In one of the embodiments, the number of packed beads is three. Further, the number of filled cavities is three, which better ensures the stability of the wire length of the connecting wire of the adjustable wire length chandelier in the use state, and better realizes the adjustable wire length of the connecting wire. .

In one embodiment, the extrusion piece and the wedge-shaped block are integrally formed, which improves the connection stability and compactness of the extrusion piece and the wedge-shaped block, thereby better improving the structural stability and compact structure of the threading sleeve. and improve the adjustment stability of the connecting line.

In one of the embodiments, the elastic adjustment member is an elastic member, which better ensures the elasticity of the elastic adjustment member, and thus better ensures the resilience and fixation of the elastic member.

In one of the embodiments, the elastic member is a spring, which further ensures the elasticity of the elastic adjusting member, thereby better ensuring the resilience and fixation of the elastic member.

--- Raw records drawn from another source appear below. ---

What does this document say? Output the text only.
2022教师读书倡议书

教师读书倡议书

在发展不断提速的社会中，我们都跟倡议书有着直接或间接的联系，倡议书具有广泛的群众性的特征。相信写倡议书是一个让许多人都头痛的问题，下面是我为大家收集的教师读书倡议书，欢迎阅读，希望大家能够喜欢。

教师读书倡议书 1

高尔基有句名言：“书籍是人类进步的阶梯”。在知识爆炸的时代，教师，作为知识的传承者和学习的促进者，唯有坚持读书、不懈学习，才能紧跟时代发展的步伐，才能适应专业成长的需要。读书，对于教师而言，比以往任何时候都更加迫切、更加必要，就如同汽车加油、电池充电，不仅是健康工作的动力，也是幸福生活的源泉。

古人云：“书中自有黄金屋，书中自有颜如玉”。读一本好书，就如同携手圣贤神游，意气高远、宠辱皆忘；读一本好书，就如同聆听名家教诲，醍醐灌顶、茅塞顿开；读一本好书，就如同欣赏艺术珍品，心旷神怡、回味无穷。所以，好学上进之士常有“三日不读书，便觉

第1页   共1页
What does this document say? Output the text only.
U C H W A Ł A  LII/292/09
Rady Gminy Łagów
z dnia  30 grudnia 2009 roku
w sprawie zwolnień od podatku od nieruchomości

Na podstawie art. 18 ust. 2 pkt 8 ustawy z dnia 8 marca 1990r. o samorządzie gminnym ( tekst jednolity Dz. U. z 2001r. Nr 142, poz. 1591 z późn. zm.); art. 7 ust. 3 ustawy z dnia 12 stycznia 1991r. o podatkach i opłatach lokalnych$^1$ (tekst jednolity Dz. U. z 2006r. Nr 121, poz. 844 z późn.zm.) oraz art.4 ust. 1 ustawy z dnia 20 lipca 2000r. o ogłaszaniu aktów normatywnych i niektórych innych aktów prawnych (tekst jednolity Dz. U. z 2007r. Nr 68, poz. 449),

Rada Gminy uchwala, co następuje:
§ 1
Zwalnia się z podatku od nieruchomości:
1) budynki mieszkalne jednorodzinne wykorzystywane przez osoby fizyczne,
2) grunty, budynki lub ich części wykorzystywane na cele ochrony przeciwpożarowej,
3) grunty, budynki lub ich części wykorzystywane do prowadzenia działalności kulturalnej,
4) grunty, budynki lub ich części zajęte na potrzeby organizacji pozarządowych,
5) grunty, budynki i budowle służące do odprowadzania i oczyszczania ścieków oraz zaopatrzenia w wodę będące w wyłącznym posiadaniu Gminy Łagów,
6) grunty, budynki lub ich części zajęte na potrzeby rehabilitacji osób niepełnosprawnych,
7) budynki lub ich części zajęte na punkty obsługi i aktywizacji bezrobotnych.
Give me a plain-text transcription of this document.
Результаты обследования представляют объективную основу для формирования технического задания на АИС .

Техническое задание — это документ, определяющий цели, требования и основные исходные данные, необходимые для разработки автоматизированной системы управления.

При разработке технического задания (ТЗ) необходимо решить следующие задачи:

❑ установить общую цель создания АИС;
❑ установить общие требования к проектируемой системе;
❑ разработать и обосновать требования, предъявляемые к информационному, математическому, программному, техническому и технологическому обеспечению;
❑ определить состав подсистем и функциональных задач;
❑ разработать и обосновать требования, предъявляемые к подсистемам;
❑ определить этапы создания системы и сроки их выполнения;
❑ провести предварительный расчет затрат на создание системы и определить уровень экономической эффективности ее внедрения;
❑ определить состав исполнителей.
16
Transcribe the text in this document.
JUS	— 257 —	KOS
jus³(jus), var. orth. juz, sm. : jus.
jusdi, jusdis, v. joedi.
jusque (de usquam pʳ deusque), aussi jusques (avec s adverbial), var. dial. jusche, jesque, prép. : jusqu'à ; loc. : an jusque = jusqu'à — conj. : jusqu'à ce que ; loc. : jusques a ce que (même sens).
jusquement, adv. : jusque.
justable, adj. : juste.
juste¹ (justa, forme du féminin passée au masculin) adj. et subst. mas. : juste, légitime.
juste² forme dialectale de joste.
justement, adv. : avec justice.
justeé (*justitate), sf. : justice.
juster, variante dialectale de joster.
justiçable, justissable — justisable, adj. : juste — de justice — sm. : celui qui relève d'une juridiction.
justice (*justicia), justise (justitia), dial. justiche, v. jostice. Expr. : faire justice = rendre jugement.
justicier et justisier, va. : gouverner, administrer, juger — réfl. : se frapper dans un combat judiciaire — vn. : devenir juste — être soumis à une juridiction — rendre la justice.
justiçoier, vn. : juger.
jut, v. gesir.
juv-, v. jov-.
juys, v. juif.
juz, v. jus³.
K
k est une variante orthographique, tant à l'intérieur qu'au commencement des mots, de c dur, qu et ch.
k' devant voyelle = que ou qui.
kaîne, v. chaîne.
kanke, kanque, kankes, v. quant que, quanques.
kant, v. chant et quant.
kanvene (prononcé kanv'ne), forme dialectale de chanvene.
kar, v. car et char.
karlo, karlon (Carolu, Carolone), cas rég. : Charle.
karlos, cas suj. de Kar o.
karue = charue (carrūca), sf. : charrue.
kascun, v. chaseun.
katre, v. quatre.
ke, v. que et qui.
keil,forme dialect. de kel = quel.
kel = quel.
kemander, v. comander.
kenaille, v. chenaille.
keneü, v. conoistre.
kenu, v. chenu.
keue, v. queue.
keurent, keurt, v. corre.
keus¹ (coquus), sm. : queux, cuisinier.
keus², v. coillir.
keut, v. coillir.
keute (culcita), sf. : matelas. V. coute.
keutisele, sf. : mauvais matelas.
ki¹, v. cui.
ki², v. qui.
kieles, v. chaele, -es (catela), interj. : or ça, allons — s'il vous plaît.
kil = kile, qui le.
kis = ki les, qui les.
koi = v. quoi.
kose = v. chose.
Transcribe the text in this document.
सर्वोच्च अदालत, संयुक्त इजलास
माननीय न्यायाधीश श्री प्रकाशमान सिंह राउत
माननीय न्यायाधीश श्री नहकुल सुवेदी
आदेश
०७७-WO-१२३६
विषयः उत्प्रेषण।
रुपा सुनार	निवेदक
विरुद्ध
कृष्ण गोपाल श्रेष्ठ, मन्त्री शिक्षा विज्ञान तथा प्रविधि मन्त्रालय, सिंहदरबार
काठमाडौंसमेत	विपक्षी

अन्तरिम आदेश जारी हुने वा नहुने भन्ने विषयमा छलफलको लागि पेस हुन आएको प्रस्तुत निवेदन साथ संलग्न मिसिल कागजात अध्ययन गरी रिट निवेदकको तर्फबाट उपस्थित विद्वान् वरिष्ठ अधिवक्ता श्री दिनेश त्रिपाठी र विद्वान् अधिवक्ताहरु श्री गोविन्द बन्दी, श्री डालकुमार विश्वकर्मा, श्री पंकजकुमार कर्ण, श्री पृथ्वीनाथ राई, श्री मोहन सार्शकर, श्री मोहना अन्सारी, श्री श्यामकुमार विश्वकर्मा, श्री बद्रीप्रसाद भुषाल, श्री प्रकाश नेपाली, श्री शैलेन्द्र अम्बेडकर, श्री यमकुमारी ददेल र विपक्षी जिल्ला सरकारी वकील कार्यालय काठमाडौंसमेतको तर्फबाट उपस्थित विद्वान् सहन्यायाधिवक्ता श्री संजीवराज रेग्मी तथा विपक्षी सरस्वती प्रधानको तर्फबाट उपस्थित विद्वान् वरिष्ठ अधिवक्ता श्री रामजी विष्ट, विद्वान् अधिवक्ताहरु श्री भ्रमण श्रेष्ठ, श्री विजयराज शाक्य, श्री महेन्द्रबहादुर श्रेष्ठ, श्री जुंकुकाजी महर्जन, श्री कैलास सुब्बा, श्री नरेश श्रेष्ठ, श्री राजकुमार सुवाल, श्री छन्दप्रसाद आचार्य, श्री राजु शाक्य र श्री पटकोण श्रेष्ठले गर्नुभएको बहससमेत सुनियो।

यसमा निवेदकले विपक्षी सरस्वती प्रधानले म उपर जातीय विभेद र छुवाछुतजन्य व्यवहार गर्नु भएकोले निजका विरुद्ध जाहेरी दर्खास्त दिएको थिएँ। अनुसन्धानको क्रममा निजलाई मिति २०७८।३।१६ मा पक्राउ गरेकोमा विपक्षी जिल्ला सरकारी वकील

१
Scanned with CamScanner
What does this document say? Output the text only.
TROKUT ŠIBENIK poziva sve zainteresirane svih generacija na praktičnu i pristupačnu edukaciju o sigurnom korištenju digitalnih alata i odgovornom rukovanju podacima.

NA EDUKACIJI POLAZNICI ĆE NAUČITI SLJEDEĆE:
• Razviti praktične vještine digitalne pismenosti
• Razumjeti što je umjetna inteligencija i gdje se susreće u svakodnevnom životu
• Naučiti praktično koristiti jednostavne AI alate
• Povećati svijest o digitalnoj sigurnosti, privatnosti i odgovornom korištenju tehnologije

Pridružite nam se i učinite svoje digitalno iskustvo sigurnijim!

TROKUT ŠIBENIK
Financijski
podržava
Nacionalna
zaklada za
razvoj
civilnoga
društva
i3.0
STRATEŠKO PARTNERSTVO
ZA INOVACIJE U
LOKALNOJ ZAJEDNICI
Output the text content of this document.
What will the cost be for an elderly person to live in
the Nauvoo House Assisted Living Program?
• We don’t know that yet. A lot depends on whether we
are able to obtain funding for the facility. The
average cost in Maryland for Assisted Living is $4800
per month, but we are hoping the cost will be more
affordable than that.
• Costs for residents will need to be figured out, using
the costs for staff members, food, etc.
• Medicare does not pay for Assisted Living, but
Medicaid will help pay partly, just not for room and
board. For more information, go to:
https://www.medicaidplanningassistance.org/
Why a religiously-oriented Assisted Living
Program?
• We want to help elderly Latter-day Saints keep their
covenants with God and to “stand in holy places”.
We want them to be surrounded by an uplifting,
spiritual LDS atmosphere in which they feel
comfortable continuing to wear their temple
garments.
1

Please refer to FIG. 7 to FIG. 10 together, the adjustable wire length chandelier 10a further includes a rail socket 20a, the rail socket 20a is connected with a first conductive member 30a and a wiring member 40a, and the first conductive member 30a and the wiring member 40a are electrically connected to each other. For connection, the wiring member 40a is electrically connected to the connecting wire 300a, the rail seat 20a is used for being inserted into the track body, and the linear conductive strip is electrically connected to the first conductive member 30a when the rail seat 20a is inserted into the track body.

Since the installation tube 100a is hung by the connecting wire 300a, and the lamp body 200a is arranged in the installation tube 100a, when the lamp body 200a has a large volume and weight, the pendant lamp is generally connected by magnetic attraction, or by elastic clips The insertion stability of the rail socket 20a on the rail body 110A will be poor, that is, the rail socket 20a together with the mounting cylinder 100a and the lamp body 200a will fall down together, that is, the adjustable wire length pendant lamp 10a will be caused. The risk of use increases, and the adjustable wire-length chandelier 10a is prone to fall and damage, thereby causing inconvenience for the user and increasing the risk of the user's use. Therefore, please refer to Figure 6, Figure 7 and Figure 8 together. In one of the embodiments, two opposite inner walls of the rail body 110A are respectively provided with snap-on bumps 140A, that is, the two snap-on bumps 140A are respectively connected to the two side walls of the track body 110A, and are located in the rail socket. When the 20a is inserted into the rail body 110A, the two engaging protrusions 140A are located on the side of the rail insertion seat 20a away from the bottom of the rail body 110A. It can be understood that the rail socket 20a is inserted into the rail body 110A at the part of the rail body 110A without the snap-on bumps 140A, and is further slid into the track body 110A with the snap-on bumps 140A by sliding. Further, when the rail socket 20a is inserted into the rail body 110A, the two snap-fit projections 140A are located on the side of the rail socket 20a away from the bottom of the rail body 110A, thereby better ensuring that the rail socket 20a is positioned on the rail. The plugging stability on the main body 110A improves the convenience and safety of use of the adjustable wire-length chandelier 10a.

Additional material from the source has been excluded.